Middle School English
The two-year fifth and sixth grade English curriculum seeks to nurture students’ love of reading and a critical eye towards texts and the world at large. Year One of the course begins with the study of short stories to help students develop a shared language for talking about literature. The class then delves into the study of mystery novels, emphasizing the connection between using clues to solve a mystery and employing evidence to support an assertion as students begin to write arguments of their own. Students then consider how fiction about both recent history (September 11th) and contemporary issues (immigration) works to teach, inform, and persuade readers about their role as critical thinkers and upstanders beyond the classroom. Year Two of the course begins by considering family stories and histories (both in literature and in their own lives) to examine the role of multiple perspectives and individual bias in storytelling. Students then apply this to various works of historical fiction as they continue to develop their understanding of key literary elements. Centered around the autobiography-in-verse Brown Girl Dreaming, students study novels-in-verse in order to explore key aspects of poetry and experiment with writing their own.

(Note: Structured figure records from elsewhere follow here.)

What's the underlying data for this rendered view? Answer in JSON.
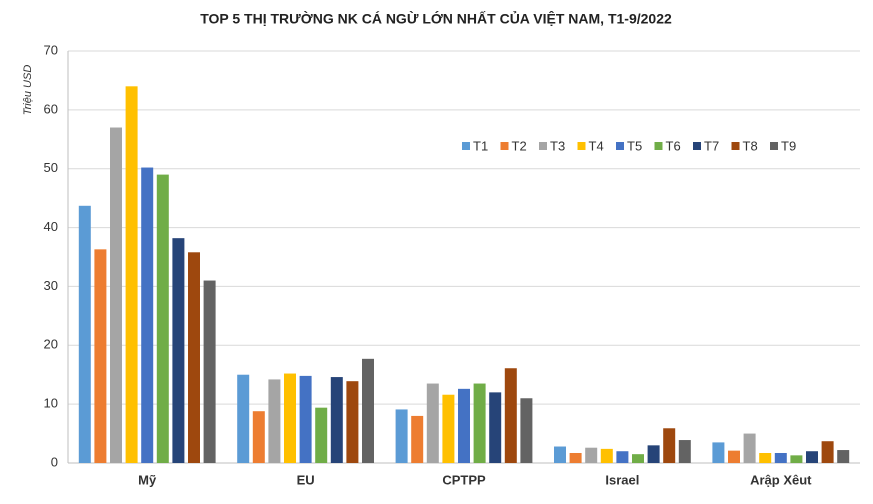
{
  "chart_data": {
    "type": "bar",
    "title": "TOP 5 THỊ TRƯỜNG NK CÁ NGỪ LỚN NHẤT CỦA VIỆT NAM, T1-9/2022",
    "y_label": "Triệu USD",
    "categories": [
      "Mỹ",
      "EU",
      "CPTPP",
      "Israel",
      "Arập Xêut"
    ],
    "series": [
      {
        "name": "T1",
        "color": "#5b9bd5",
        "values": [
          43.7,
          15.0,
          9.1,
          2.8,
          3.5
        ]
      },
      {
        "name": "T2",
        "color": "#ed7d31",
        "values": [
          36.3,
          8.8,
          8.0,
          1.7,
          2.1
        ]
      },
      {
        "name": "T3",
        "color": "#a5a5a5",
        "values": [
          57.0,
          14.2,
          13.5,
          2.6,
          5.0
        ]
      },
      {
        "name": "T4",
        "color": "#ffc000",
        "values": [
          64.0,
          15.2,
          11.6,
          2.4,
          1.7
        ]
      },
      {
        "name": "T5",
        "color": "#4472c4",
        "values": [
          50.2,
          14.8,
          12.6,
          2.0,
          1.7
        ]
      },
      {
        "name": "T6",
        "color": "#70ad47",
        "values": [
          49.0,
          9.4,
          13.5,
          1.5,
          1.3
        ]
      },
      {
        "name": "T7",
        "color": "#264478",
        "values": [
          38.2,
          14.6,
          12.0,
          3.0,
          2.0
        ]
      },
      {
        "name": "T8",
        "color": "#9e480e",
        "values": [
          35.8,
          13.9,
          16.1,
          5.9,
          3.7
        ]
      },
      {
        "name": "T9",
        "color": "#636363",
        "values": [
          31.0,
          17.7,
          11.0,
          3.9,
          2.2
        ]
      }
    ],
    "ylim": [
      0,
      70
    ],
    "yticks": [
      0,
      10,
      20,
      30,
      40,
      50,
      60,
      70
    ],
    "grid": true,
    "legend": "upper right"
  }
}
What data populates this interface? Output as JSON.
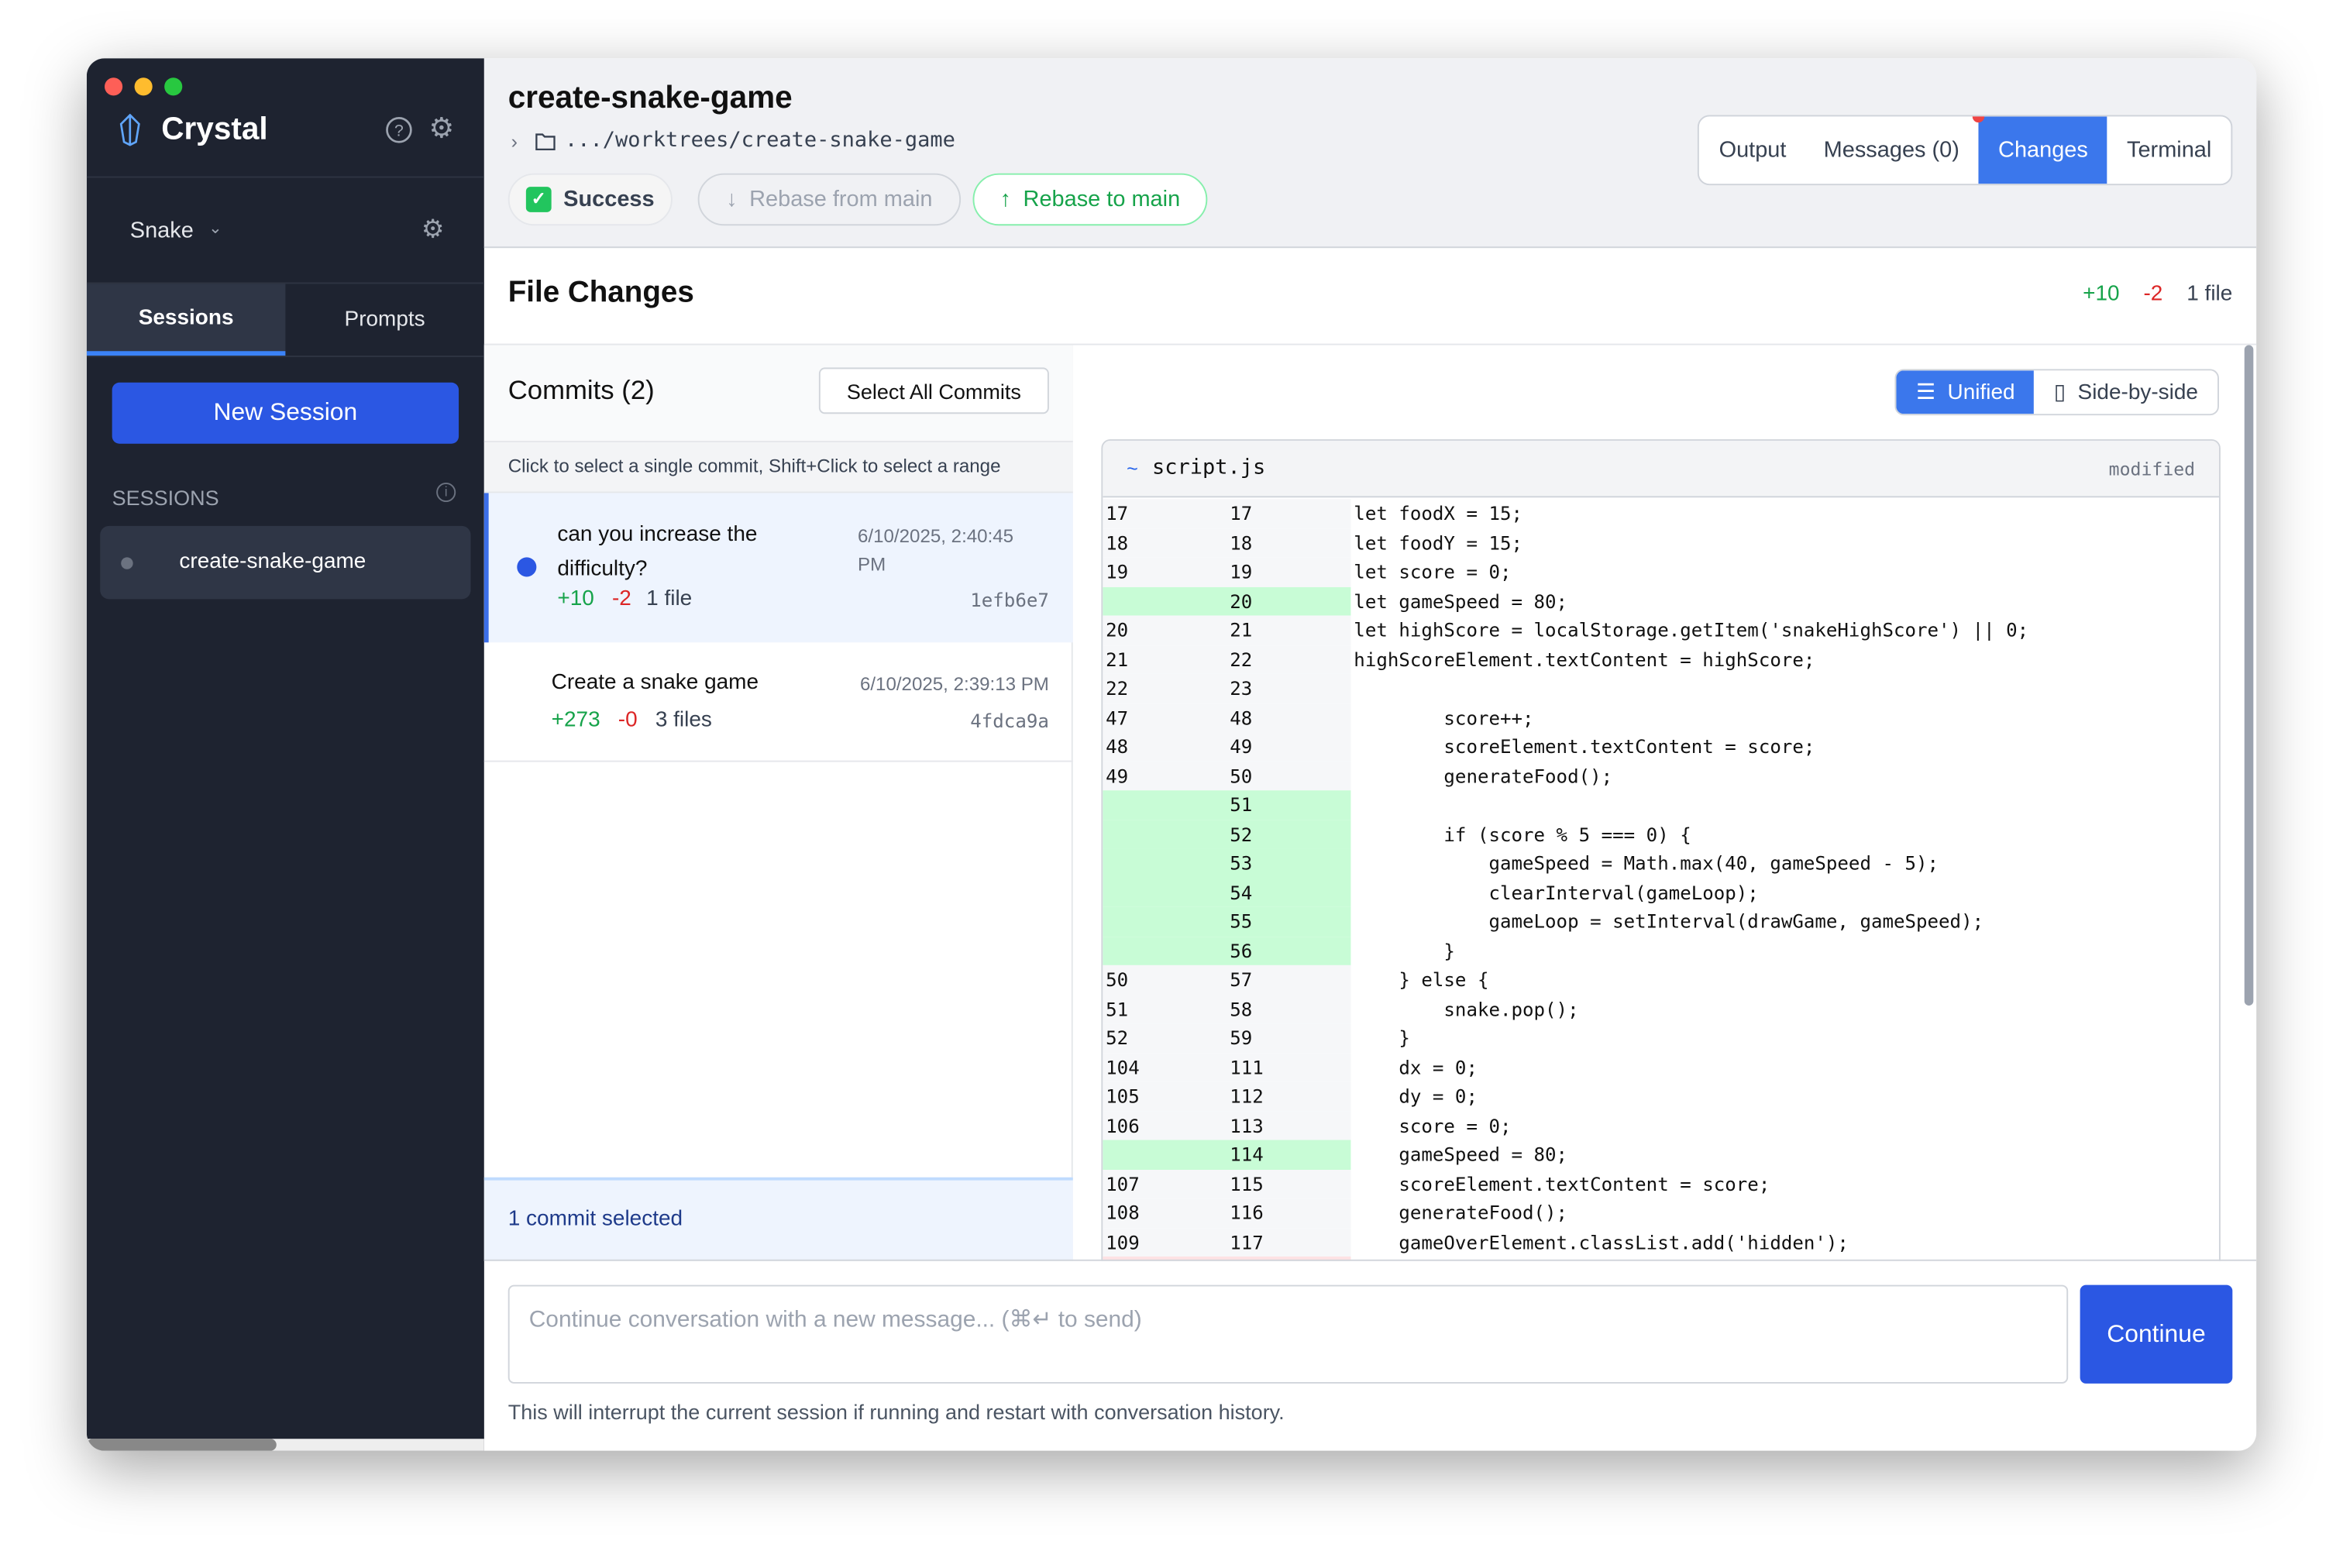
{
  "app": {
    "name": "Crystal"
  },
  "sidebar": {
    "project": "Snake",
    "tabs": [
      {
        "label": "Sessions",
        "active": true
      },
      {
        "label": "Prompts",
        "active": false
      }
    ],
    "new_session": "New Session",
    "sessions_heading": "SESSIONS",
    "sessions": [
      {
        "name": "create-snake-game",
        "active": true
      }
    ]
  },
  "header": {
    "title": "create-snake-game",
    "path": ".../worktrees/create-snake-game",
    "status": "Success",
    "rebase_from": "Rebase from main",
    "rebase_to": "Rebase to main",
    "tabs": [
      {
        "label": "Output"
      },
      {
        "label": "Messages (0)"
      },
      {
        "label": "Changes",
        "active": true
      },
      {
        "label": "Terminal"
      }
    ]
  },
  "file_changes": {
    "title": "File Changes",
    "additions": "+10",
    "deletions": "-2",
    "files": "1 file"
  },
  "commits": {
    "title": "Commits (2)",
    "select_all": "Select All Commits",
    "hint": "Click to select a single commit, Shift+Click to select a range",
    "items": [
      {
        "message": "can you increase the difficulty?",
        "date": "6/10/2025, 2:40:45 PM",
        "additions": "+10",
        "deletions": "-2",
        "files": "1 file",
        "hash": "1efb6e7",
        "selected": true
      },
      {
        "message": "Create a snake game",
        "date": "6/10/2025, 2:39:13 PM",
        "additions": "+273",
        "deletions": "-0",
        "files": "3 files",
        "hash": "4fdca9a",
        "selected": false
      }
    ],
    "footer": "1 commit selected"
  },
  "diff": {
    "view_modes": [
      {
        "label": "Unified",
        "active": true
      },
      {
        "label": "Side-by-side",
        "active": false
      }
    ],
    "file": "script.js",
    "file_status": "modified",
    "file_marker": "~",
    "lines": [
      {
        "old": "17",
        "new": "17",
        "code": "let foodX = 15;"
      },
      {
        "old": "18",
        "new": "18",
        "code": "let foodY = 15;"
      },
      {
        "old": "19",
        "new": "19",
        "code": "let score = 0;"
      },
      {
        "old": "",
        "new": "20",
        "code": "let gameSpeed = 80;",
        "type": "add"
      },
      {
        "old": "20",
        "new": "21",
        "code": "let highScore = localStorage.getItem('snakeHighScore') || 0;"
      },
      {
        "old": "21",
        "new": "22",
        "code": "highScoreElement.textContent = highScore;"
      },
      {
        "old": "22",
        "new": "23",
        "code": ""
      },
      {
        "old": "47",
        "new": "48",
        "code": "        score++;"
      },
      {
        "old": "48",
        "new": "49",
        "code": "        scoreElement.textContent = score;"
      },
      {
        "old": "49",
        "new": "50",
        "code": "        generateFood();"
      },
      {
        "old": "",
        "new": "51",
        "code": "",
        "type": "add"
      },
      {
        "old": "",
        "new": "52",
        "code": "        if (score % 5 === 0) {",
        "type": "add"
      },
      {
        "old": "",
        "new": "53",
        "code": "            gameSpeed = Math.max(40, gameSpeed - 5);",
        "type": "add"
      },
      {
        "old": "",
        "new": "54",
        "code": "            clearInterval(gameLoop);",
        "type": "add"
      },
      {
        "old": "",
        "new": "55",
        "code": "            gameLoop = setInterval(drawGame, gameSpeed);",
        "type": "add"
      },
      {
        "old": "",
        "new": "56",
        "code": "        }",
        "type": "add"
      },
      {
        "old": "50",
        "new": "57",
        "code": "    } else {"
      },
      {
        "old": "51",
        "new": "58",
        "code": "        snake.pop();"
      },
      {
        "old": "52",
        "new": "59",
        "code": "    }"
      },
      {
        "old": "104",
        "new": "111",
        "code": "    dx = 0;"
      },
      {
        "old": "105",
        "new": "112",
        "code": "    dy = 0;"
      },
      {
        "old": "106",
        "new": "113",
        "code": "    score = 0;"
      },
      {
        "old": "",
        "new": "114",
        "code": "    gameSpeed = 80;",
        "type": "add"
      },
      {
        "old": "107",
        "new": "115",
        "code": "    scoreElement.textContent = score;"
      },
      {
        "old": "108",
        "new": "116",
        "code": "    generateFood();"
      },
      {
        "old": "109",
        "new": "117",
        "code": "    gameOverElement.classList.add('hidden');"
      }
    ]
  },
  "composer": {
    "placeholder": "Continue conversation with a new message... (⌘↵ to send)",
    "continue": "Continue",
    "note": "This will interrupt the current session if running and restart with conversation history."
  },
  "colors": {
    "accent": "#2b57e3",
    "tab_active": "#3b77ec",
    "add": "#16a34a",
    "del": "#dc2626",
    "sidebar": "#1e2330",
    "added_bg": "#c8fcd6"
  }
}
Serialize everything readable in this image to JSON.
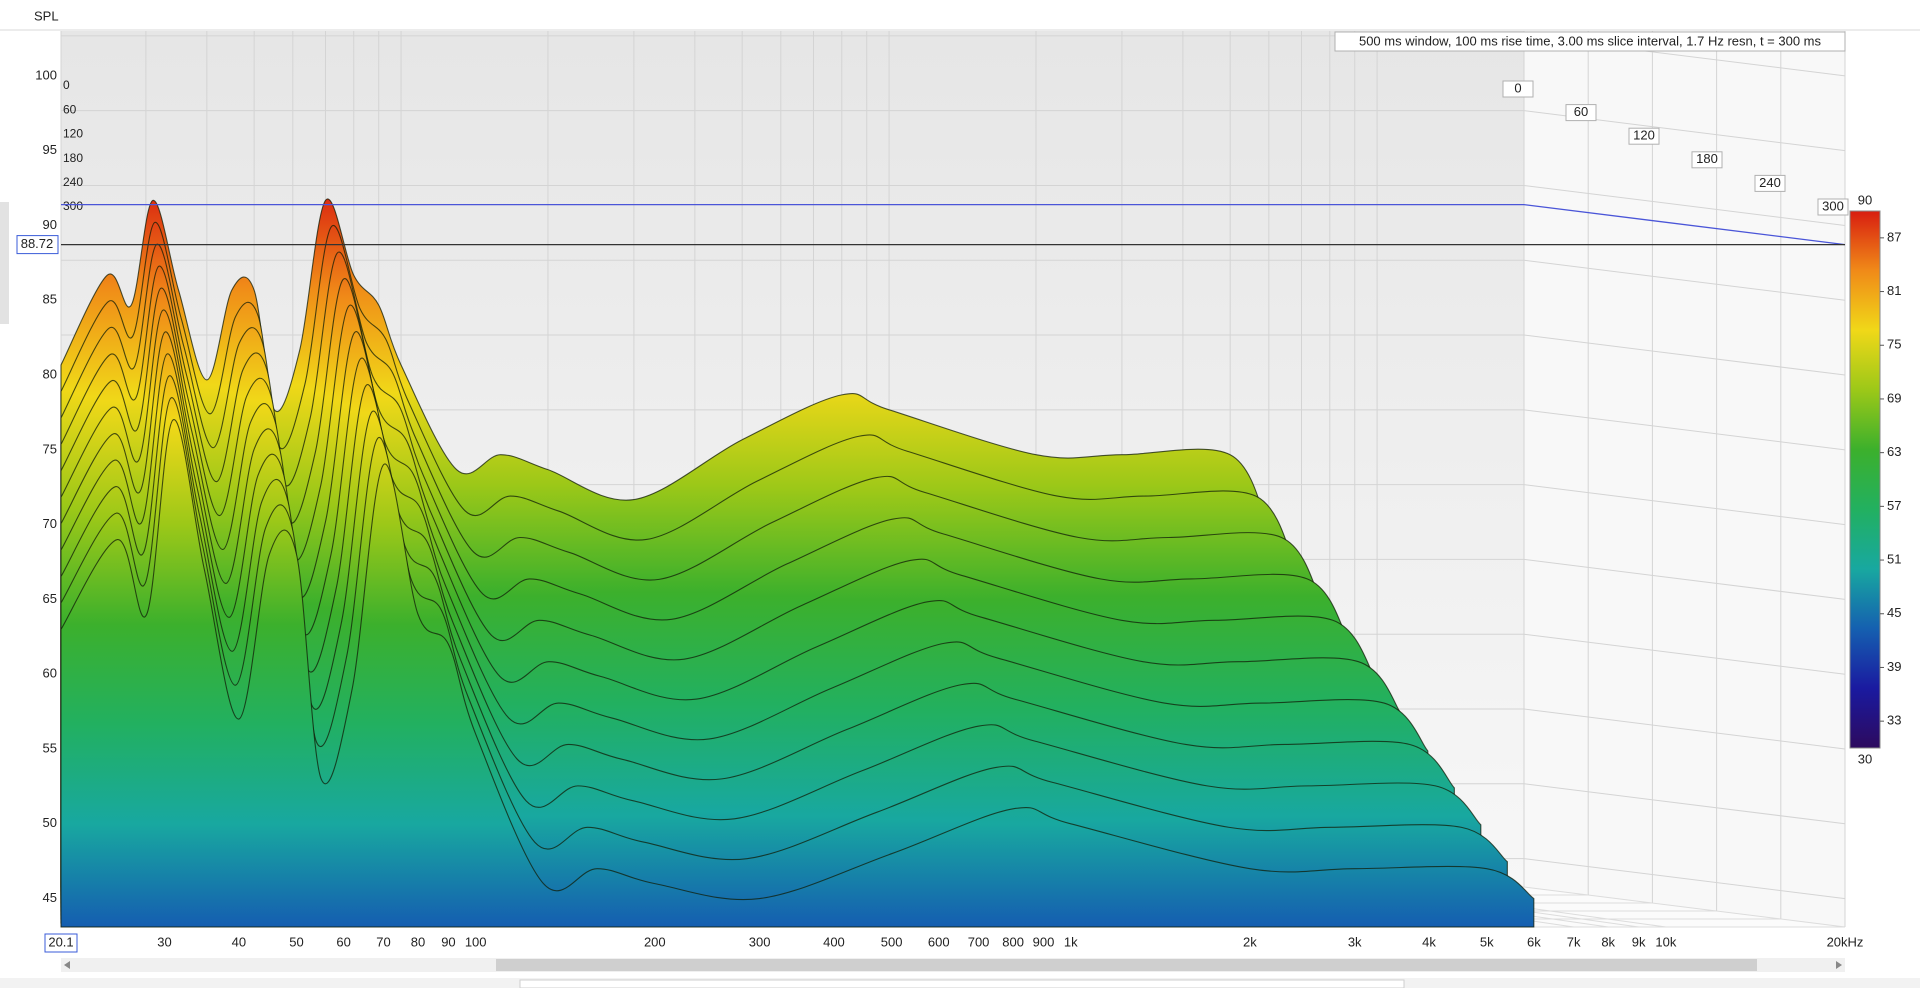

In 5th and 6th grade English, the key curricular elements include developing increasingly complex strategies for reading comprehension, inference, and analysis across genres (fiction, non-fiction, poetry). As writers, students engage meaningfully in every step of the writing process from brainstorming to revision; emphasis is placed on mastering the paragraph form as students practice developing and presenting their own ideas in clear, logical prose. Throughout both Year One and Year Two, students write narrative, persuasive, and informative pieces, while thinking critically about the purpose and audience in each of these types of writing. Grammar and mechanics are taught in the context of students’ own writing as they revise and edit their work. The collaborative approach to learning and making meaning nurtures students’ skills as listeners, speakers, critical thinkers, and community members.
The two-year seventh and eighth grade English curriculum seeks to inspire students to develop their own opinions and to use their voices (both on and off the page) to let their own lives speak. Year One of the course begins with the study of the Hero’s Journey and examines how and why this archetypal story applies to ancient, mythic characters as much as it does their own coming-of-age experiences. Students then reconsider the literary concept of the “hero” in the context of the Civil Rights Movement as they read historical fiction and John Lewis’ graphic novel series March. The class examines the complex role of cultural and familial heritage in the formation of one’s identity in both fiction and their own lives as well as the power of stories to help us understand ourselves and others. Year Two of the course begins with a study of persuasive arguments and focuses on helping students to evaluate validity and bias as they read others’ arguments and work to construct their own. Students then read various works of dystopian fiction to engage with essential moral and ethical questions about society, civic duty, and individual freedom. Students study Shakespeare (A Midsummer Night’s Dream or The Tempest) in order to explore key aspects of verse and drama and to consider how and why familiar archetypes make the Bard’s work seemingly “timeless” (or not). At the end of the year, students state their personal life philosophies in their own “This I Believe” essays (based on the National Public Radio program).
In 7th and 8th grade English, the key curricular elements include analyzing how an author’s choices (point of view, structure, genre) help to determine the meaning of a work of literature. Students develop strategies for comparing and contrasting different texts as well as tracing important themes within a single text and across the reading curriculum. As writers, students continue to engage meaningfully in every step of the writing process from brainstorming to revision; emphasis is placed on developing assertions and linking them together to make a logical argument. Throughout both Year One and Year Two, students continue to write narrative, persuasive, and informative pieces of increasing depth and complexity. Grammar and mechanics are taught in the context of students’ own writing as they revise and edit their work. The collaborative approach to learning and making meaning nurtures students’ skills as listeners, speakers, critical thinkers, and community members.